Вергилий и Гораций знали, что не рискуют потерять его благосклонность, восхваляя Катона в своих произведениях. Помпей был осыпан похвалами в «Истории» Тита Ливия, и Август лишь пошутил, назвав этого знаменитого писателя сторонником Помпея, но не уменьшил своей дружбы к нему.
Общительный и близкий к народу, он, естественно, проявлял большое уважение к сенаторам. Он освобождал их от стеснительных церемоний, не желая, чтобы они приходили за ним во дворец, чтобы сопровождать его на заседания сената. Он принимал их знаки внимания в самом сенате и в ответ приветствовал их при входе и выходе, называя по имени. Но его учтивость и мягкость проявлялись не только в отношении сенаторов и знатных особ. Он допускал к себе толпу, позволял обращаться к себе даже самым низким гражданам и принимал их прошения с такой добротой, что ободрял даже тех, кого робость делала слишком застенчивыми.
Он желал, чтобы каждый пользовался своими правами, и предпочел оставить более тесным то здание, которое возводил в Риме, нежели принуждать владельцев домов, необходимых для его расширения, уступить их ему.
Имя господина и владыки всегда было для него предметом ужаса, потому что оно относилось к понятию раба. Однажды, когда он присутствовал на комедии, в пьесе прозвучал полустишие, означавшее: «О добрый господин! О справедливый владыка!» – весь народ обратил эти слова к нему и, повернувшись к Августу, рукоплескал. Но он с видом и жестом, полными негодования, тут же отверг эту низкую лесть, а на следующий день сделал народу строгий выговор через эдикт, вывешенный на площади. С тех пор он даже своим детям и внукам не позволял называть его этим титулом – ни всерьез, ни в шутливой ласке – и запретил им употреблять между собой эти приторные излияния, которые начала вводить рабская угодливость.
Его преемники не были столь щепетильны. Дурные правители, за исключением Тиберия, не довольствуясь именем господина, присваивали себе даже имя бога; а добрые в конце концов допустили титул, который утвердился в обычае. Плиний во всех письмах к Траяну неизменно обращается к нему: «Господин» (Domine).

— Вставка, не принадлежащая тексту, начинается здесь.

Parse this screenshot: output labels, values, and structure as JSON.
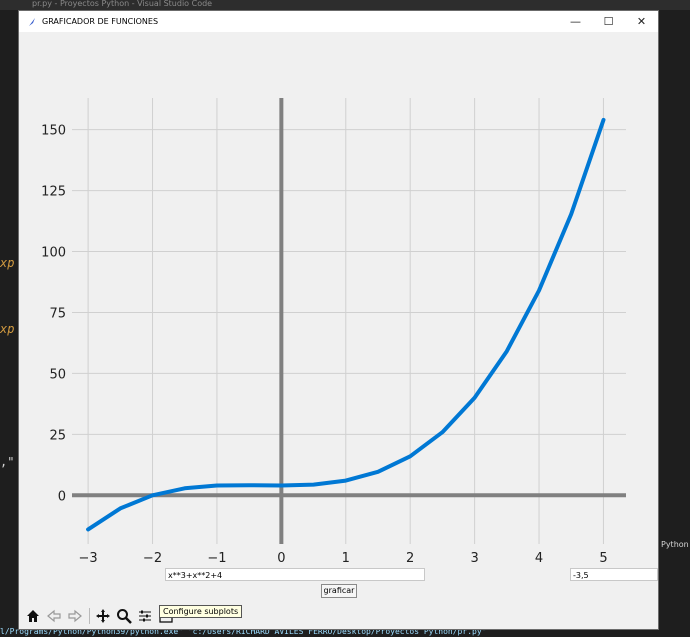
{
  "editor": {
    "title": "pr.py - Proyectos Python - Visual Studio Code",
    "frag1": "xp",
    "frag2": "xp",
    "frag3": ",\"",
    "status_python": "Python",
    "terminal": "l/Programs/Python/Python39/python.exe\" \"c:/Users/RICHARD AVILES FERRO/Desktop/Proyectos Python/pr.py\""
  },
  "window": {
    "title": "GRAFICADOR DE FUNCIONES",
    "minimize": "—",
    "maximize": "☐",
    "close": "✕"
  },
  "chart_data": {
    "type": "line",
    "title": "",
    "xlabel": "",
    "ylabel": "",
    "function": "x**3+x**2+4",
    "xlim": [
      -3.25,
      5.35
    ],
    "ylim": [
      -20,
      163
    ],
    "xticks": [
      -3,
      -2,
      -1,
      0,
      1,
      2,
      3,
      4,
      5
    ],
    "yticks": [
      0,
      25,
      50,
      75,
      100,
      125,
      150
    ],
    "xtick_labels": [
      "−3",
      "−2",
      "−1",
      "0",
      "1",
      "2",
      "3",
      "4",
      "5"
    ],
    "ytick_labels": [
      "0",
      "25",
      "50",
      "75",
      "100",
      "125",
      "150"
    ],
    "grid": true,
    "line_color": "#0078d4",
    "axis_color": "#808080",
    "series": [
      {
        "x": [
          -3,
          -2.5,
          -2,
          -1.5,
          -1,
          -0.5,
          0,
          0.5,
          1,
          1.5,
          2,
          2.5,
          3,
          3.5,
          4,
          4.5,
          5
        ],
        "values": [
          -14,
          -5.375,
          0,
          2.875,
          4,
          4.125,
          4,
          4.375,
          6,
          9.625,
          16,
          25.875,
          40,
          59.125,
          84,
          115.375,
          154
        ]
      }
    ]
  },
  "controls": {
    "function_input": "x**3+x**2+4",
    "range_input": "-3,5",
    "graph_button": "graficar",
    "tooltip": "Configure subplots"
  },
  "toolbar": {
    "icons": [
      "home-icon",
      "back-icon",
      "forward-icon",
      "pan-icon",
      "zoom-icon",
      "subplots-icon",
      "save-icon"
    ]
  }
}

Если Август по политическим соображениям, о которых говорилось в другом месте, допускал, чтобы в провинциях ему воздавали божеские почести, он мало придавал этому значения и даже иногда обращал это в шутку. Когда таррагонцы сообщили ему как о счастливом и лестном предзнаменовании, что на алтаре, посвященном ему в их городе, выросла пальма, он, смеясь, ответил: «Я вижу, как усердно вы жжете на моем алтаре фимиам».
Из приведенных черт, некоторые из которых плохо вяжутся с верховным величием, видно, насколько верно наше утверждение о природе власти Августа. Ясно, что он сам не считал себя верховным владыкой и был лишь главой и первым магистратом республики.
Однако даже столь умеренное и справедливое правление не избежало заговоров: до того ненавистна сама по себе новизна в столь важном деле, и она никогда не обходится без опасностей для своих творцов. В течение его правления против Августа было составлено несколько заговоров. Тот, о котором мне предстоит говорить, поскольку он относится ко времени консульства Марцелла и Аррунция, возглавлялся Фаннием Цепионом, о котором нам больше ничего не известно, кроме того, что Веллей одним словом характеризует его как злого человека, весьма способного на подобный замысел. Среди его сообщников история называет только Лициния Мурену, уже упоминавшегося в связи с судом над М. Примом, человека в целом не лишенного достоинств, но погубившего себя невоздержанностью языка и характера. Их злой умысел был раскрыт неким Кастрицием. Но Меценат, питавший слабость к своей жене Теренции, сестре Мурены, не смог удержать от нее секрет, и, получив через нее предупреждение, виновные бежали.